An icy wind swept up Maura’s spine. “My father,” she said softly. “If I really am her daughter, then who is my father?”
Rizzoli didn’t say Elijah Lank’s name; she didn’t need to.
“You’re the living proof of their partnership,” said Rizzoli. “Half your DNA is his.”
She locked her front door and turned the dead bolt. Paused there, thinking of Anna and all the brass bolts and chains that had adorned the little house in Maine. I’m turning into my sister, she thought. Soon I’ll be cowering behind barricades, or fleeing my own home for a new city, a new identity.
Headlights trailed across the closed curtains of her living room. She glanced out and saw a police cruiser glide by. Not Brookline this time, but a patrol car with BOSTON POLICE DEPARTMENT emblazoned on the side. Rizzoli must have requested it, she thought.

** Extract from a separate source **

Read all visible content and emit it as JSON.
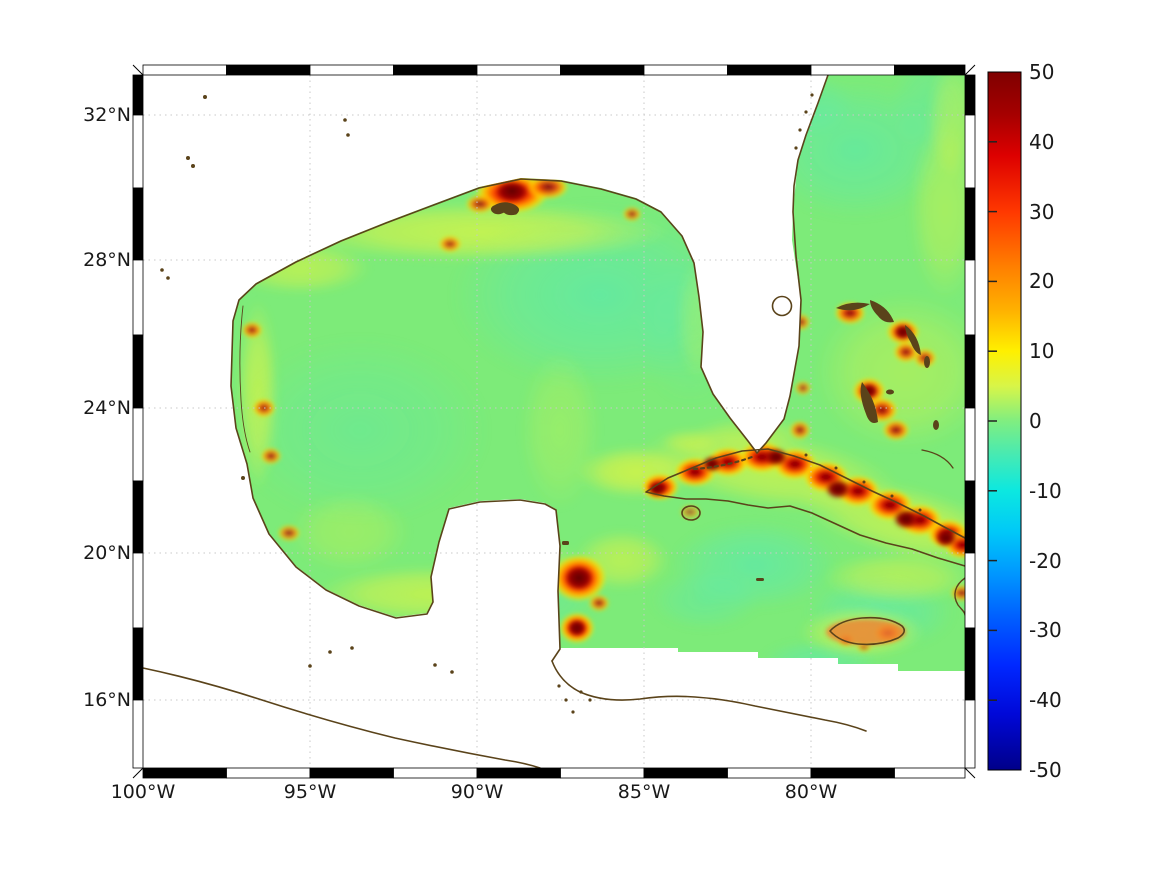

She went into the kitchen and mixed herself a drink. Nothing fussy tonight, not her usual cosmopolitan, just orange juice and vodka and ice. She sat at the kitchen table and sipped it, ice cubes rattling in her glass. Drinking alone; not a good sign, but what the hell. She needed the anesthesia, needed to stop thinking of what she’d seen tonight. The air conditioner hissed its cool breath from the ceiling. No open windows tonight; everything was locked and secure. The cold glass chilled her fingers. She set it down and looked at her palm, at the pale blush of capillaries. Does their blood run in my veins?
The doorbell rang.
Her head snapped up; she turned toward the living room, her heart beating a quickstep, every muscle in her body rigid. Slowly she rose to her feet and moved soundlessly down the hall to the front door. Paused there, wondering how easily a bullet might penetrate that wood. She eased toward the side window and glanced out to see Ballard standing on her porch.
With a sigh of relief, she opened the door.
“I heard about Van Gates,” he said. “Are you okay?”
“A little shaken up. But I’m fine.” No I’m not. My nerves are shot, and I’m drinking alone in my kitchen. “Why don’t you come in?”